In their words, they are:
“Land leaders.”
“Land advocates.”
“Land stewards.”
“Engaged landowners.”
“Landowners who lead, who are fully engaged, who are good stewards and have boots on the ground.”
Climate Land Leader Mary Damm owns land in Northeast Iowa that is a haven for grassland birds and other critters. She keeps an apartment nearby and lives much of the year in her home state of Indiana. She says she is financially and morally invested in the health of the land, plants and animals of Iowa. “I get mad at being called an absentee landowner. As a conservation biologist, caring for this farm is the most important thing I can do.”
Climate Land Leader Jane Shey lives part time in North-Central Iowa on the family farm and part-time in Maryland. She says, “A landowner living and working on a farm can be absentee to their land, to the soil and to their responsibility to the community. And tenants can do the bare minimum and not take care of the land as well.”
She prefers the terms “land steward” and “caretaker.”

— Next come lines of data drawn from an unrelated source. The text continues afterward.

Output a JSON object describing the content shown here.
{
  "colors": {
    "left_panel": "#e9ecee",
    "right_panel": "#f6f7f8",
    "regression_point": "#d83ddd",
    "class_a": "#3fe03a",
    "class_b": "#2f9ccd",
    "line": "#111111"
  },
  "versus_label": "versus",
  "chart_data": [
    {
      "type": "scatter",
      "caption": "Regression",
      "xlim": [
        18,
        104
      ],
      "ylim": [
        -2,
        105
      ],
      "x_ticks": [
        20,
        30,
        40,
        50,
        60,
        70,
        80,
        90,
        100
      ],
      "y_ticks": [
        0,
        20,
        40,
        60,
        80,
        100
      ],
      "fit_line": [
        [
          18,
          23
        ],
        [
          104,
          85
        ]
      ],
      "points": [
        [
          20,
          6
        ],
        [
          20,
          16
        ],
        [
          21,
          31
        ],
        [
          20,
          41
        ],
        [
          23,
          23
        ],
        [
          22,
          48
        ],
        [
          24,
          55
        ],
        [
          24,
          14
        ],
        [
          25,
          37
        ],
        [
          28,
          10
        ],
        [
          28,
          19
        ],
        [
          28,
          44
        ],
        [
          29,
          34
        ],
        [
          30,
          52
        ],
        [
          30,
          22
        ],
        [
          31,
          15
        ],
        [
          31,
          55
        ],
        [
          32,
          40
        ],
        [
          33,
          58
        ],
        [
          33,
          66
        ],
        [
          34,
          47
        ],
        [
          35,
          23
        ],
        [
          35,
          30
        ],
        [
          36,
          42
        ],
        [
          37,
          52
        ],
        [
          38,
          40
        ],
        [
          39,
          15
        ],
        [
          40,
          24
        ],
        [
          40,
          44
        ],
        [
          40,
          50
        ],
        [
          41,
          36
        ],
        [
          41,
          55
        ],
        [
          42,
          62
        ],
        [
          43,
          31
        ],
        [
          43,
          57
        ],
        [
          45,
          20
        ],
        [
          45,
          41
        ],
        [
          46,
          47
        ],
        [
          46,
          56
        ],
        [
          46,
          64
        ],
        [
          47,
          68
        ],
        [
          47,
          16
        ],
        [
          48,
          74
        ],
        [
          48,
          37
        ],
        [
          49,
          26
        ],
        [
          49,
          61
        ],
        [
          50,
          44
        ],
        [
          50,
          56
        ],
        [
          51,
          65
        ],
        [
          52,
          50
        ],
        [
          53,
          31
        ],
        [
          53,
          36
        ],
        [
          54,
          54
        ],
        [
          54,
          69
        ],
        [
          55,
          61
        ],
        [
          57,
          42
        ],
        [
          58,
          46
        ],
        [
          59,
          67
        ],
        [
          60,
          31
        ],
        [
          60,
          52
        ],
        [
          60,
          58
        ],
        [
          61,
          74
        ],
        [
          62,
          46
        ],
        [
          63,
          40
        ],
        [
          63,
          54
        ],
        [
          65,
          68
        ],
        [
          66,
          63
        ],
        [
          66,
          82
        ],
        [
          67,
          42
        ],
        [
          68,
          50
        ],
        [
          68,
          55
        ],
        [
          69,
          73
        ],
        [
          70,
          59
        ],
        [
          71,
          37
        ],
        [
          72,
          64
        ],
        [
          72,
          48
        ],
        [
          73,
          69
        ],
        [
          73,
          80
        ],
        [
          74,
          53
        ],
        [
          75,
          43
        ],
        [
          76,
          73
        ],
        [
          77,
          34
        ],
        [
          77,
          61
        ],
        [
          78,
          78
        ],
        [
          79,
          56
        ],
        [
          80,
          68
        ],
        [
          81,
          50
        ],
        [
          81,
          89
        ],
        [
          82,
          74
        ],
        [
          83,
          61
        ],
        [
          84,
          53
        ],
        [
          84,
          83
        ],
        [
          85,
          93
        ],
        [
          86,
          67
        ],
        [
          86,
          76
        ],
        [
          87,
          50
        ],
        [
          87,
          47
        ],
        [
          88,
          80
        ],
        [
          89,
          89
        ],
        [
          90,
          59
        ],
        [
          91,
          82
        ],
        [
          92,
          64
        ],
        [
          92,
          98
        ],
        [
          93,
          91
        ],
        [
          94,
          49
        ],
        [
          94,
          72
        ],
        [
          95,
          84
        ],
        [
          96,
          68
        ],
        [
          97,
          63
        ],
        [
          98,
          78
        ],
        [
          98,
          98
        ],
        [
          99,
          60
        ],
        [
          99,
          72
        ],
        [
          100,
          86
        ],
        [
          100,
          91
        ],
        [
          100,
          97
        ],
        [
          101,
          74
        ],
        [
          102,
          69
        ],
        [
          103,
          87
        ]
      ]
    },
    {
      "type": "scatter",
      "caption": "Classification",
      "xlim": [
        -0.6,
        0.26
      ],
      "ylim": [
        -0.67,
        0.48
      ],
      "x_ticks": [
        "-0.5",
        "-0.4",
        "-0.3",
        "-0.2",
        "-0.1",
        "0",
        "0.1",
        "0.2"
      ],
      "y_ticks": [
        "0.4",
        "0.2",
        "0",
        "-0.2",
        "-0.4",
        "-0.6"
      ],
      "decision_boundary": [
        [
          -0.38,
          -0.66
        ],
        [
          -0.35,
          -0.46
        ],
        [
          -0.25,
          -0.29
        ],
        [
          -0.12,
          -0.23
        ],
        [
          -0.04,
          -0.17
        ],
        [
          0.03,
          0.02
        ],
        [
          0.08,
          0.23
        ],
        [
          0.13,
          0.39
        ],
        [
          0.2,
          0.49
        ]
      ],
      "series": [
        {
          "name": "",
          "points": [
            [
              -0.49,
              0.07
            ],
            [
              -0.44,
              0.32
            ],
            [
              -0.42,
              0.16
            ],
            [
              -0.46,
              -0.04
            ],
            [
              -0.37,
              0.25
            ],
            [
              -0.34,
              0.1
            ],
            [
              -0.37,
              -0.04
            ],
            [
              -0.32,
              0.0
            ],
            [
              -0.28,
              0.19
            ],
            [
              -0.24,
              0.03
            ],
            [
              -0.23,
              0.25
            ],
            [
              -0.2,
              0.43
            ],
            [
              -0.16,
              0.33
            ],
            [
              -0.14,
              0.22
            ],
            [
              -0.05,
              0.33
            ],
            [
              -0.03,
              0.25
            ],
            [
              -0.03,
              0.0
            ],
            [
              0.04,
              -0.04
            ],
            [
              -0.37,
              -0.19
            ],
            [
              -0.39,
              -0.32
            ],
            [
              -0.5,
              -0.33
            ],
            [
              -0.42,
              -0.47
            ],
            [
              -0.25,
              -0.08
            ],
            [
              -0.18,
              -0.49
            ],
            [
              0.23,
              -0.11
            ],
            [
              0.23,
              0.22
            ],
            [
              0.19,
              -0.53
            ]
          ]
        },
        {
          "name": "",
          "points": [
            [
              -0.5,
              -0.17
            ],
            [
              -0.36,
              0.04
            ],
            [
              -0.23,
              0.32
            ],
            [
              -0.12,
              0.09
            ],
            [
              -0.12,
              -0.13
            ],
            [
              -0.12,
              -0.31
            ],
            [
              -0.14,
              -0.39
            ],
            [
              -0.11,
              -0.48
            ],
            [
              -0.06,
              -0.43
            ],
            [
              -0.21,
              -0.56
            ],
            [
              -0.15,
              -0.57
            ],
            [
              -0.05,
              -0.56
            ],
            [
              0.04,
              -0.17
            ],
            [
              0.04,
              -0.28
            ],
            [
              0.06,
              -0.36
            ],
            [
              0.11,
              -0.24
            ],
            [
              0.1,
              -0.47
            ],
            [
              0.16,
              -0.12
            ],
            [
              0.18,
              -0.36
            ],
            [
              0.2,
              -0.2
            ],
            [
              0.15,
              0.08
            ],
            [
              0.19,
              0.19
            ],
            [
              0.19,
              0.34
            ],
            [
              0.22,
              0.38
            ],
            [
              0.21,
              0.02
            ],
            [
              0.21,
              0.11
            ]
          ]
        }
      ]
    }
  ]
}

“The land, the soil, the natural habitat are for the benefit of the community. The land feeds people, provides a natural environment and home for ‘all the relatives’/living creatures. A doctor takes an oath to ‘do no harm’. I believe that farming and land stewardship/caretaking is in a similar category. Not only should we do no harm but we should leave the land better than we found it. Destroying the soil and the natural environment is a bit like chopping a hole in the bottom of a boat that keeps a group of people out of the water. We breathe the air, drink the water and if the landowner doesn’t live in the area, at least the community where the land is located does.”
According to Climate Land Leader Carol Bouska, “although I realize that some have issues with land ‘owners,’ I feel that under the current structure, this is what we are, and who we are known as – to renters/operators, to the government, etc. I also think that we should embrace that we have this power of ownership and therefore have decided to take responsibility to do something positive with it. Having said all that, I also feel that it is important to acknowledge that we know that we obtained ‘ownership’ through injustice, that no one really ‘owns’ the earth but rather that we are stewards.”